Playtime for the top 20? Flat. What was obvious a decade ago has been overruled by today’s
reality: multiplayer has flourished in the middle tier. Survival games, co-op sandboxes, extraction shooters. Built by teams of ten who found their audience on Discord and YouTube well before launch. Windrose is the latest proof. Kraken Express, a small studio, shipped
their pirate survival game into Early Access with no large publisher behind them. And yet, they sold 500,000 copies in 48 hours and peaked over 200,000 concurrent players. This is no longer an anomaly. Nitrado caught this tide early on. For us, that means meeting studios
where they’re at, starting conversations not as a provider, but a partner. Nitrado is the preferred dedicated server partner for Windrose and
is embedded in the in-game UI from day one. But I’ll be honest: it wasn’t an easy launch. Time pressure, scaling challenges, you name it. We were in the trenches with Kraken Express, working through it all in real time.

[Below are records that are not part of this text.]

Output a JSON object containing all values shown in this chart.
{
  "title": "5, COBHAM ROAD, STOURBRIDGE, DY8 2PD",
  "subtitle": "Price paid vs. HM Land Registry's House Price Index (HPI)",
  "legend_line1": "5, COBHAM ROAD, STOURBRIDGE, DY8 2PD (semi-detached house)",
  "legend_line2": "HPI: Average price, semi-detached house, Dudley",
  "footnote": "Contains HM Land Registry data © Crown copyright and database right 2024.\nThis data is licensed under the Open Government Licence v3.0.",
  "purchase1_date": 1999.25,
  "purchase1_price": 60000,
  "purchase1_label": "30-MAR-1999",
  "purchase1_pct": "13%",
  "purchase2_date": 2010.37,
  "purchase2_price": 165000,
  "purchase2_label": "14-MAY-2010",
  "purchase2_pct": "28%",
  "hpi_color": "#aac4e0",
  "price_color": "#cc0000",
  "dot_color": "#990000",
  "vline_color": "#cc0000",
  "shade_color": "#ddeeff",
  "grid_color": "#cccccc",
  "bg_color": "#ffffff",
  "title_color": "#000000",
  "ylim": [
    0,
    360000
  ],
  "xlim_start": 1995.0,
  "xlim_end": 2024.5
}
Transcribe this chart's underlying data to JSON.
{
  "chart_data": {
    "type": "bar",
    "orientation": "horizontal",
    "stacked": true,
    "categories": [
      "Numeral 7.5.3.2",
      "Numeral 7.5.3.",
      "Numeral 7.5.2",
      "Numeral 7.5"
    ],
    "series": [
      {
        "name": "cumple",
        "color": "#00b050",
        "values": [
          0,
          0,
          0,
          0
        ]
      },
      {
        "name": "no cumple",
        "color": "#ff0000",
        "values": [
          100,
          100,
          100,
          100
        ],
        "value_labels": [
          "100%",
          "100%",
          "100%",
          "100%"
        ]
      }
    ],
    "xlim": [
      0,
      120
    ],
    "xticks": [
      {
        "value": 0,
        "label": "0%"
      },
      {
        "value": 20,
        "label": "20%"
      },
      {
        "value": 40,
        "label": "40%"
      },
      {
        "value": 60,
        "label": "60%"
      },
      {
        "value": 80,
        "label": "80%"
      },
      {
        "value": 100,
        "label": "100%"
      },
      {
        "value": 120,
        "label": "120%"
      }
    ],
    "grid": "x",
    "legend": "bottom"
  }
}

That’s the untold story of viral launches. The line between partner
and provider isn’t about a logo on a page; it’s about being present when 200,000 people show up at once, and your original assumptions go out the door. Every title defining this wave, from Valheim to Palworld, went through these same growing pains. The ones that held their communities had infrastructure relationships built for these moments. Because middle-tier success is uniquely unpredictable, studios that
plan for the median launch are going to keep getting caught by this scaling blind spot – the very moments that define a title’s future. Behind those moments? Private server renters. But there’s a second, more costly blind spot. Most live-service studios treat their official server infrastructure and
their community’s private servers as distinct problems with separate vendors, budgets, and disconnected conversations. I understand why. They feel like separate domains. They’re not. Private server renters are not average users. They run communities,
mod, create tutorials, and host Discords. Their marketing contributions are for free. They stay for years and bring their friends. The retention metrics speak for themselves: this is the most valuable segment of a player base. Yet, most studios have no direct relationship with them at all. Studios that understand this, like Studio Wildcard and Bohemia
Interactive, use a unified model. GameFabric delivers their studio- grade, official infrastructure, while Nitrado and Apex Hosting handle the community side. Same partner, both ends. The result goes beyond cost efficiency: a direct line into the
communities that keep a game alive. Community retention is as vital as acquisition. The math on re-
engaging a lapsed player versus keeping an invested one is not close. Pursuing both through the same infrastructure relationship is an untapped wellspring bubbling in plain sight. The games that win this next cycle won’t just have the best content
pipeline. Their infrastructure strategy will be built around where multiplayer actually lives: in the long tail, the community, and the spaces between updates where the players who matter most are deciding whether to stay.